There are 2 main reasons why the MER is still operating long after it's 90 Sol planned lifetime.

The first is political, strategic, and can be summarized as 'Under promise, over deliver'. When a PI (principal investigator) proposes a high-risk scientific mission like this, they always frame the goals of the project such that their project is viewed successful even when things go wrong. If you say that your project lasted 11 years and then failed, that is one framing. If you say your project lasted 10 years longer than it was designed for, that is another framing of the same information that sounds much better. You can find many NASA projects where things went very wrong but the project was still viewed as successful.

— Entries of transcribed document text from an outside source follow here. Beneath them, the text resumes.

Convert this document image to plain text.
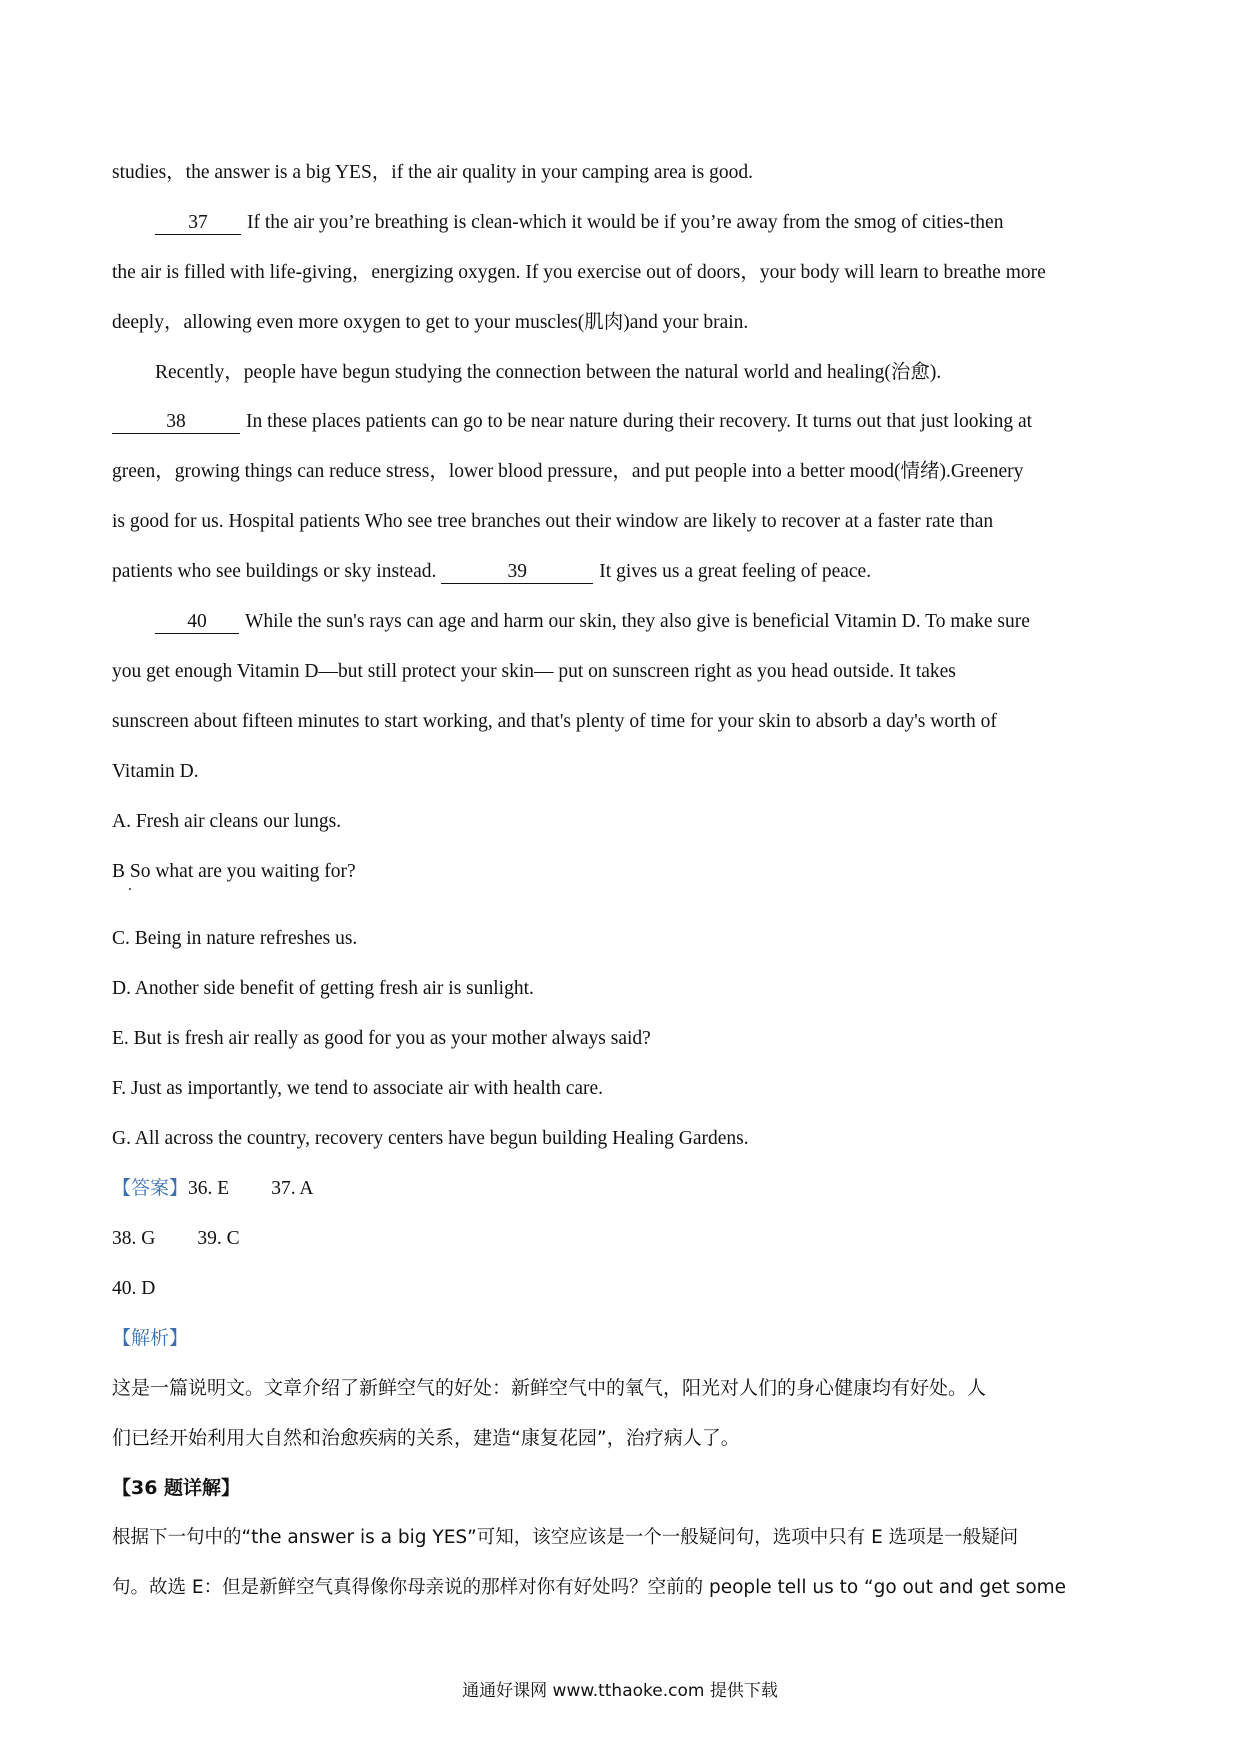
studies，the answer is a big YES，if the air quality in your camping area is good.
37 If the air you’re breathing is clean-which it would be if you’re away from the smog of cities-then
the air is filled with life-giving，energizing oxygen. If you exercise out of doors，your body will learn to breathe more
deeply，allowing even more oxygen to get to your muscles(肌肉)and your brain.
Recently，people have begun studying the connection between the natural world and healing(治愈).
38	In these places patients can go to be near nature during their recovery. It turns out that just looking at
green，growing things can reduce stress，lower blood pressure，and put people into a better mood(情绪).Greenery
is good for us. Hospital patients Who see tree branches out their window are likely to recover at a faster rate than
patients who see buildings or sky instead.	39	It gives us a great feeling of peace.
40 While the sun's rays can age and harm our skin, they also give is beneficial Vitamin D. To make sure
you get enough Vitamin D—but still protect your skin— put on sunscreen right as you head outside. It takes
sunscreen about fifteen minutes to start working, and that's plenty of time for your skin to absorb a day's worth of
Vitamin D.
A. Fresh air cleans our lungs.
B So what are you waiting for?
C. Being in nature refreshes us.
D. Another side benefit of getting fresh air is sunlight.
E. But is fresh air really as good for you as your mother always said?
F. Just as importantly, we tend to associate air with health care.
G. All across the country, recovery centers have begun building Healing Gardens.
【答案】36. E 37. A
38. G 39. C
40. D
【解析】
这是一篇说明文。文章介绍了新鲜空气的好处：新鲜空气中的氧气，阳光对人们的身心健康均有好处。人
们已经开始利用大自然和治愈疾病的关系，建造“康复花园”，治疗病人了。
【36 题详解】
根据下一句中的“the answer is a big YES”可知，该空应该是一个一般疑问句，选项中只有 E 选项是一般疑问
句。故选 E：但是新鲜空气真得像你母亲说的那样对你有好处吗？空前的 people tell us to “go out and get some
通通好课网 www.tthaoke.com 提供下载
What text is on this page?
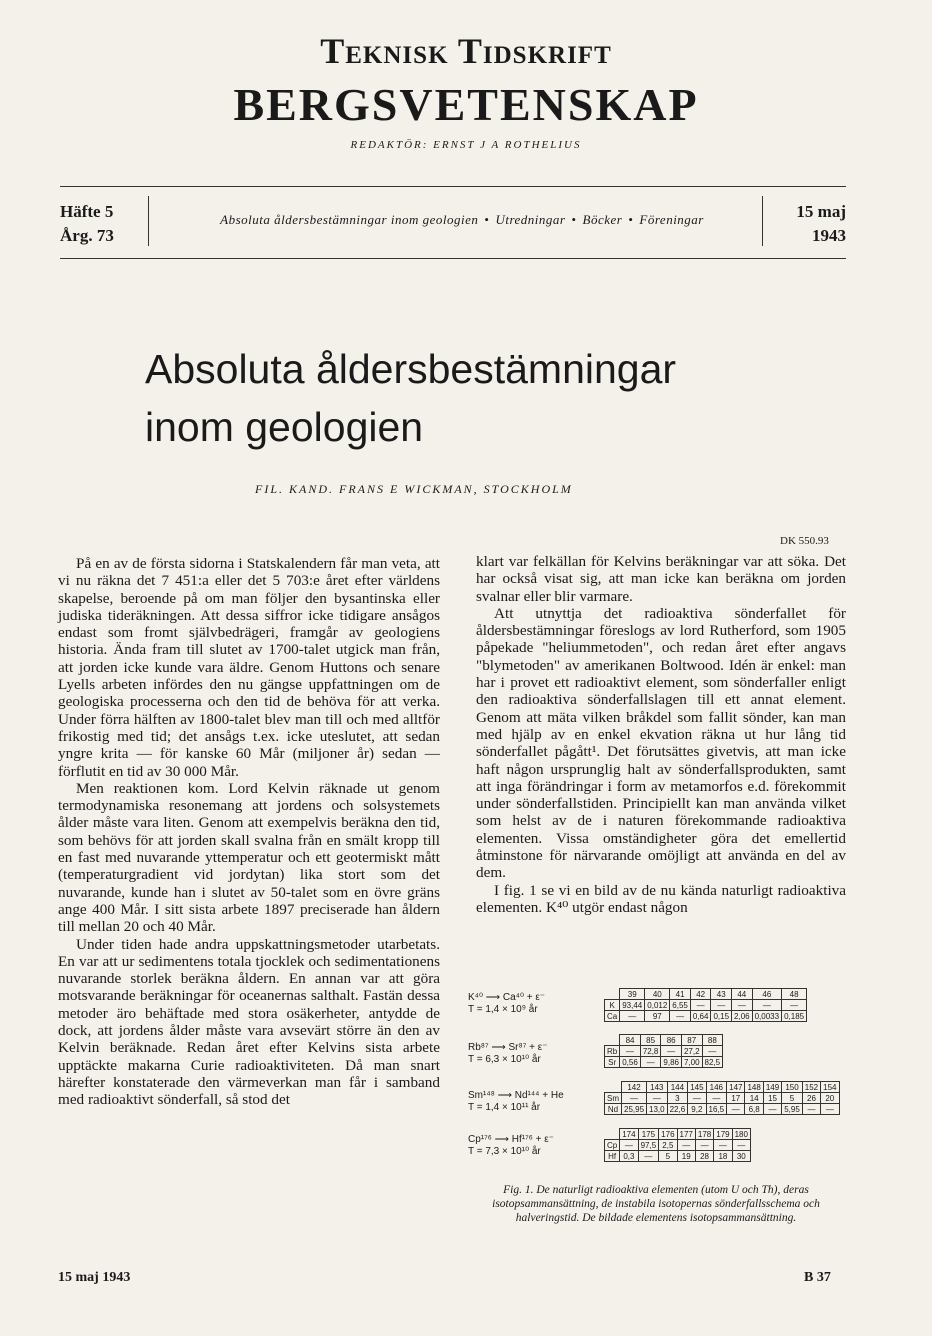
Teknisk Tidskrift
BERGSVETENSKAP
REDAKTÖR: ERNST J A ROTHELIUS
Häfte 5
Årg. 73
Absoluta åldersbestämningar inom geologien • Utredningar • Böcker • Föreningar	15 maj
1943
Absoluta åldersbestämningar
inom geologien
FIL. KAND. FRANS E WICKMAN, STOCKHOLM
DK 550.93

På en av de första sidorna i Statskalendern får man veta, att vi nu räkna det 7 451:a eller det 5 703:e året efter världens skapelse, beroende på om man följer den bysantinska eller judiska tideräkningen. Att dessa siffror icke tidigare ansågos endast som fromt självbedrägeri, framgår av geologiens historia. Ända fram till slutet av 1700-talet utgick man från, att jorden icke kunde vara äldre. Genom Huttons och senare Lyells arbeten infördes den nu gängse uppfattningen om de geologiska processerna och den tid de behöva för att verka. Under förra hälften av 1800-talet blev man till och med alltför frikostig med tid; det ansågs t.ex. icke uteslutet, att sedan yngre krita — för kanske 60 Mår (miljoner år) sedan — förflutit en tid av 30 000 Mår.

Men reaktionen kom. Lord Kelvin räknade ut genom termodynamiska resonemang att jordens och solsystemets ålder måste vara liten. Genom att exempelvis beräkna den tid, som behövs för att jorden skall svalna från en smält kropp till en fast med nuvarande yttemperatur och ett geotermiskt mått (temperaturgradient vid jordytan) lika stort som det nuvarande, kunde han i slutet av 50-talet som en övre gräns ange 400 Mår. I sitt sista arbete 1897 preciserade han åldern till mellan 20 och 40 Mår.

Under tiden hade andra uppskattningsmetoder utarbetats. En var att ur sedimentens totala tjocklek och sedimentationens nuvarande storlek beräkna åldern. En annan var att göra motsvarande beräkningar för oceanernas salthalt. Fastän dessa metoder äro behäftade med stora osäkerheter, antydde de dock, att jordens ålder måste vara avsevärt större än den av Kelvin beräknade. Redan året efter Kelvins sista arbete upptäckte makarna Curie radioaktiviteten. Då man snart härefter konstaterade den värmeverkan man får i samband med radioaktivt sönderfall, så stod det

klart var felkällan för Kelvins beräkningar var att söka. Det har också visat sig, att man icke kan beräkna om jorden svalnar eller blir varmare.

Att utnyttja det radioaktiva sönderfallet för åldersbestämningar föreslogs av lord Rutherford, som 1905 påpekade "heliummetoden", och redan året efter angavs "blymetoden" av amerikanen Boltwood. Idén är enkel: man har i provet ett radioaktivt element, som sönderfaller enligt den radioaktiva sönderfallslagen till ett annat element. Genom att mäta vilken bråkdel som fallit sönder, kan man med hjälp av en enkel ekvation räkna ut hur lång tid sönderfallet pågått¹. Det förutsättes givetvis, att man icke haft någon ursprunglig halt av sönderfallsprodukten, samt att inga förändringar i form av metamorfos e.d. förekommit under sönderfallstiden. Principiellt kan man använda vilket som helst av de i naturen förekommande radioaktiva elementen. Vissa omständigheter göra det emellertid åtminstone för närvarande omöjligt att använda en del av dem.

I fig. 1 se vi en bild av de nu kända naturligt radioaktiva elementen. K⁴⁰ utgör endast någon

K⁴⁰ ⟶ Ca⁴⁰ + ε⁻
T = 1,4 × 10⁹ år
Rb⁸⁷ ⟶ Sr⁸⁷ + ε⁻
T = 6,3 × 10¹⁰ år
Sm¹⁴⁸ ⟶ Nd¹⁴⁴ + He
T = 1,4 × 10¹¹ år
Cp¹⁷⁶ ⟶ Hf¹⁷⁶ + ε⁻
T = 7,3 × 10¹⁰ år
	39	40	41	42	43	44	46	48
K	93,44	0,012	6,55	—	—	—	—	—
Ca	—	97	—	0,64	0,15	2,06	0,0033	0,185
	84	85	86	87	88
Rb	—	72,8	—	27,2	—
Sr	0,56	—	9,86	7,00	82,5
	142	143	144	145	146	147	148	149	150	152	154
Sm	—	—	3	—	—	17	14	15	5	26	20
Nd	25,95	13,0	22,6	9,2	16,5	—	6,8	—	5,95	—	—
	174	175	176	177	178	179	180
Cp	—	97,5	2,5	—	—	—	—
Hf	0,3	—	5	19	28	18	30
Fig. 1. De naturligt radioaktiva elementen (utom U och Th), deras isotopsammansättning, de instabila isotopernas sönderfallsschema och halveringstid. De bildade elementens isotopsammansättning.
15 maj 1943	B 37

The second reason is statistical. It is difficult to truly understand the details of the quality of the components a machine is built from, and the conditions of operation that a machine will operate in. We can never know exactly how long a machine will operate before failing. But we can use prior experience and statistical calculations to get a pretty good estimate of how long a population of similar machines will operate before failure. A machine like the MER is very complex, and we apply the statistical analysis to each individual part, and all the combinations of the parts. In the end, it is likely that the design engineers actually had 90 Sol of operation as their goal. They would also have had a measure of certainty associated with that. Perhaps it was a 90% chance that the MER would last 90 Sol. Or perhaps it was 99.9%. The higher the certainty required, the more 'over design' is needed to guarantee that.

You can research the term 'design life' to understand better these hardware related aspects.